As it stands now, computer vision algorithms are being used in the analysis of medical images, enabling self-driving cars, and powering face recognition. However, training models to recognize actions in videos have become extremely expensive and it has also raised concerns about the technology’s carbon footprint and its inaccessibility in low-resource environments.
Considering visual recognition as the strongest skill of deep learning, researchers have shrunk state-of-the-art computer vision models to work on low-power devices. Researchers at the MIT-IBM Watson AI Lab have developed a new technique to train video recognition models on a phone or certain other devices that have quite limited processing capacity. Conventionally, such algorithms used to process video by splitting it up into image frames and leveraging recognition algorithms on each of them. Further, it pieces together the actions shown in the video by analyzing how the objects change over subsequent frames. This method necessarily requires the algorithm to “remember” what it has seen in each frame and its order as well. The method is unnecessarily inefficient.
However, in the new approach, the algorithms extract basic sketches of the objects in each frame and surface them on top of one another.
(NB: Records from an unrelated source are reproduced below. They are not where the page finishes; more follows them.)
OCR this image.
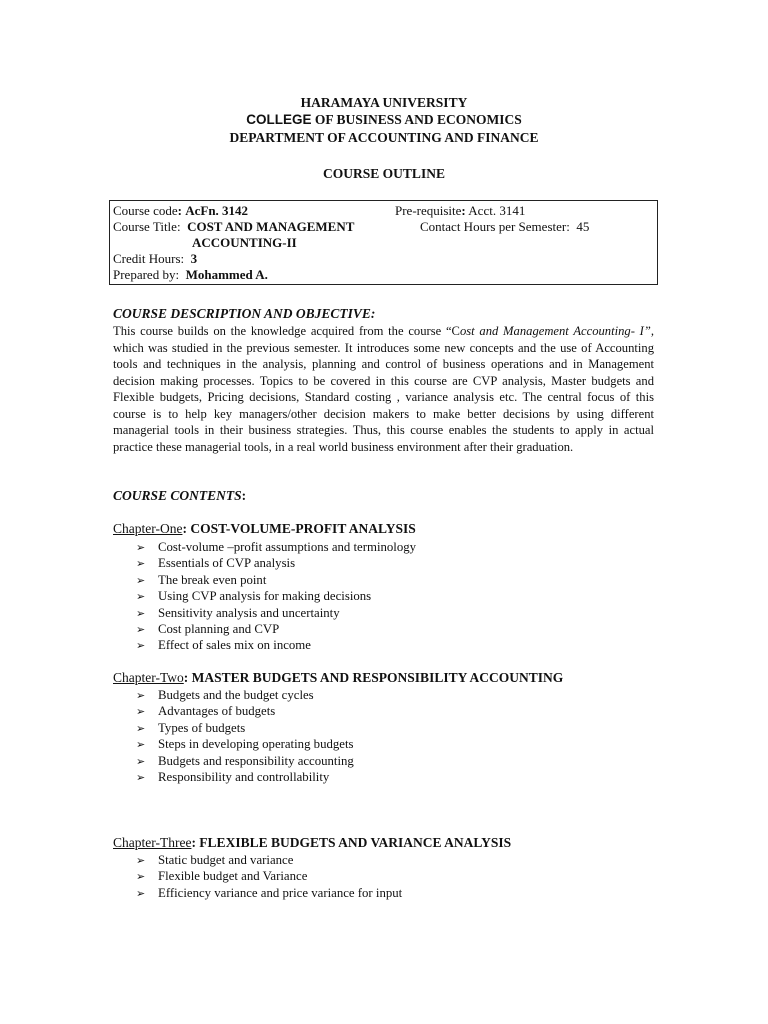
HARAMAYA UNIVERSITY
COLLEGE OF BUSINESS AND ECONOMICS
DEPARTMENT OF ACCOUNTING AND FINANCE
COURSE OUTLINE
Course code: AcFn. 3142	Pre-requisite: Acct. 3141
Course Title:  COST AND MANAGEMENT
ACCOUNTING-II
Contact Hours per Semester: 45
Credit Hours:  3
Prepared by:  Mohammed A.
COURSE DESCRIPTION AND OBJECTIVE:
This course builds on the knowledge acquired from the course “Cost and Management Accounting- I”, which was studied in the previous semester. It introduces some new concepts and the use of Accounting tools and techniques in the analysis, planning and control of business operations and in Management decision making processes. Topics to be covered in this course are CVP analysis, Master budgets and Flexible budgets, Pricing decisions, Standard costing , variance analysis etc. The central focus of this course is to help key managers/other decision makers to make better decisions by using different managerial tools in their business strategies. Thus, this course enables the students to apply in actual practice these managerial tools, in a real world business environment after their graduation.
COURSE CONTENTS:
Chapter-One: COST-VOLUME-PROFIT ANALYSIS
➢ Cost-volume –profit assumptions and terminology
➢ Essentials of CVP analysis
➢ The break even point
➢ Using CVP analysis for making decisions
➢ Sensitivity analysis and uncertainty
➢ Cost planning and CVP
➢ Effect of sales mix on income
Chapter-Two: MASTER BUDGETS AND RESPONSIBILITY ACCOUNTING
➢ Budgets and the budget cycles
➢ Advantages of budgets
➢ Types of budgets
➢ Steps in developing operating budgets
➢ Budgets and responsibility accounting
➢ Responsibility and controllability
Chapter-Three: FLEXIBLE BUDGETS AND VARIANCE ANALYSIS
➢ Static budget and variance
➢ Flexible budget and Variance
➢ Efficiency variance and price variance for input
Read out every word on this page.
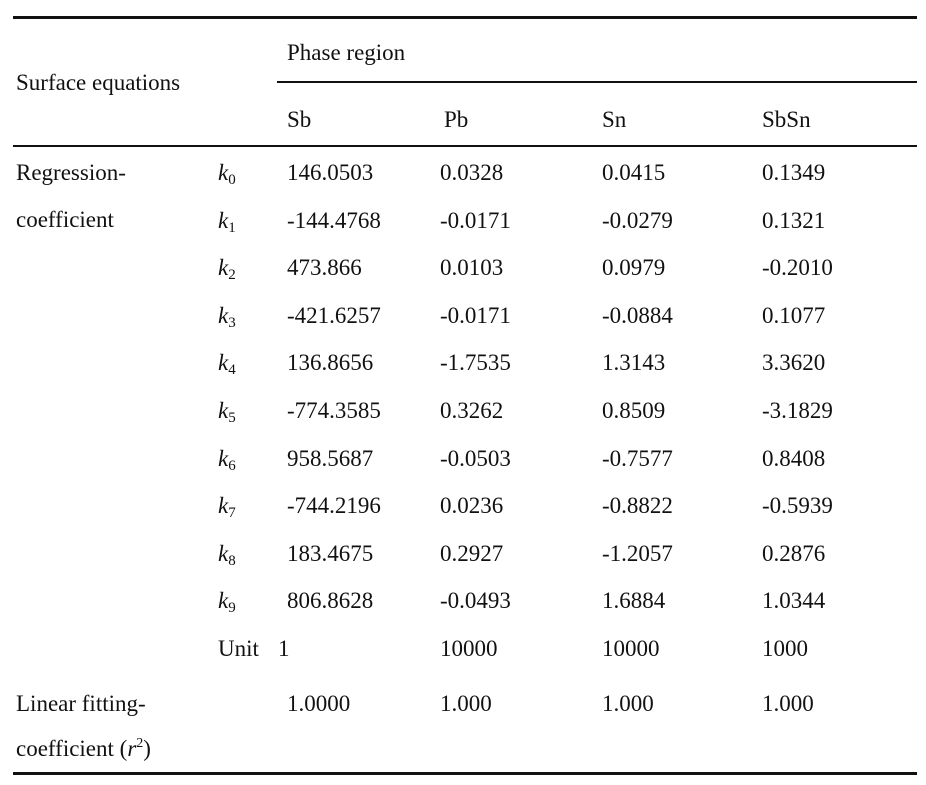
Surface equations
Phase region
Sb	Pb	Sn	SbSn
Regression-
coefficient
$k_0$ 146.0503	0.0328	0.0415	0.1349
$k_1$ -144.4768	-0.0171	-0.0279	0.1321
$k_2$ 473.866	0.0103	0.0979	-0.2010
$k_3$ -421.6257	-0.0171	-0.0884	0.1077
$k_4$ 136.8656	-1.7535	1.3143	3.3620
$k_5$ -774.3585	0.3262	0.8509	-3.1829
$k_6$ 958.5687	-0.0503	-0.7577	0.8408
$k_7$ -744.2196	0.0236	-0.8822	-0.5939
$k_8$ 183.4675	0.2927	-1.2057	0.2876
$k_9$ 806.8628	-0.0493	1.6884	1.0344
Unit 1	10000	10000	1000
Linear fitting-
coefficient $(r^2)$
1.0000	1.000	1.000	1.000
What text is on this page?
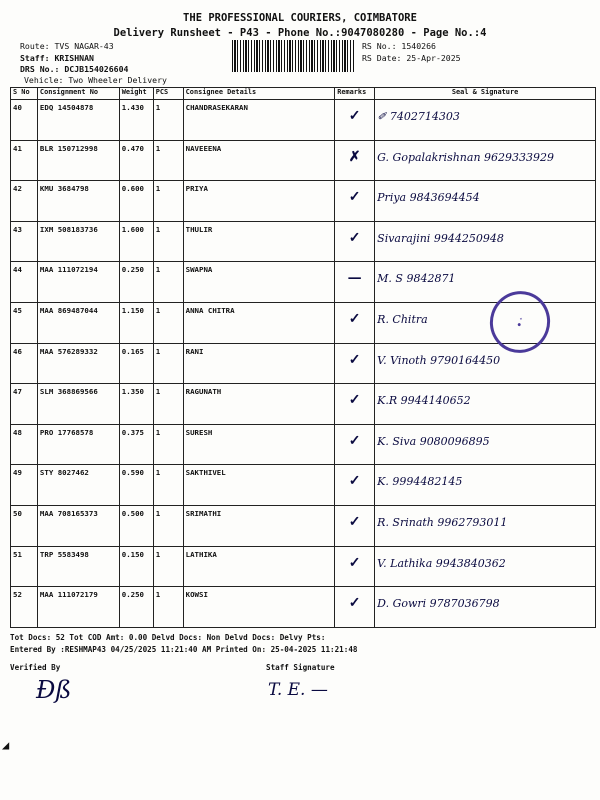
THE PROFESSIONAL COURIERS, COIMBATORE
Delivery Runsheet - P43 - Phone No.:9047080280 - Page No.:4
Route: TVS NAGAR-43
Staff: KRISHNAN
DRS No.: DCJB154026604
Vehicle: Two Wheeler Delivery
RS No.: 1540266
RS Date: 25-Apr-2025
S No	Consignment No	Weight	PCS	Consignee Details	Remarks	Seal & Signature
40	EDQ 14504878	1.430	1	CHANDRASEKARAN	✓	✐ 7402714303
41	BLR 150712998	0.470	1	NAVEEENA	✗	G. Gopalakrishnan 9629333929
42	KMU 3684798	0.600	1	PRIYA	✓	Priya 9843694454
43	IXM 508183736	1.600	1	THULIR	✓	Sivarajini 9944250948
44	MAA 111072194	0.250	1	SWAPNA	—	M. S 9842871
45	MAA 869487044	1.150	1	ANNA CHITRA	✓	R. Chitra
46	MAA 576289332	0.165	1	RANI	✓	V. Vinoth 9790164450
47	SLM 368869566	1.350	1	RAGUNATH	✓	K.R 9944140652
48	PRO 17768578	0.375	1	SURESH	✓	K. Siva 9080096895
49	STY 8027462	0.590	1	SAKTHIVEL	✓	K. 9994482145
50	MAA 708165373	0.500	1	SRIMATHI	✓	R. Srinath 9962793011
51	TRP 5583498	0.150	1	LATHIKA	✓	V. Lathika 9943840362
52	MAA 111072179	0.250	1	KOWSI	✓	D. Gowri 9787036798
✦
●
Tot Docs: 52 Tot COD Amt: 0.00 Delvd Docs: Non Delvd Docs: Delvy Pts:
Entered By :RESHMAP43 04/25/2025 11:21:40 AM Printed On: 25-04-2025 11:21:48
Verified By	Staff Signature
Ðß	T. E. —
◢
Instead of remembering what happened when the algorithm can get an impression of the passing of time by analyzing how the objects shift through space in the sketches.
Song Han, an assistant professor at MIT’s Department of Electrical Engineering and Computer Science (EECS) said – “Our goal is to make AI accessible to anyone with a low-power device. To do that, we need to design efficient AI models that use less energy and can run smoothly on edge devices, where so much of AI is moving.”
While testing the model, researchers discovered that the new approach trained video recognition models three times faster than the state of the art. The new model is also efficient in quickly classifying hand gestures with a small computer and camera running on limited energy devices.
This new approach could be helpful in reducing lag and computation costs in existing commercial applications of computer vision. In the autonomous automobile industry, for example, it can make self-driving cars safer by speeding up their reaction to incoming visual information. The technique could also unlock new applications that previously were impossible. The technology can enable phones to help diagnose patients or analyze medical images.
Dario Gil, director of IBM Research quoted – “Compute requirements for large AI training jobs are doubling every 3.5 months. Our ability to continue pushing the limits of the technology will depend on strategies like this that match hyper-efficient algorithms with powerful machines.”
With new advancements and as more and more AI research gets translated into applications, it is predicted that the need for smaller models will increase. Notably, the MIT-IBM research paper is part of a growing trend to shrink state-of-the-art models to a more manageable size.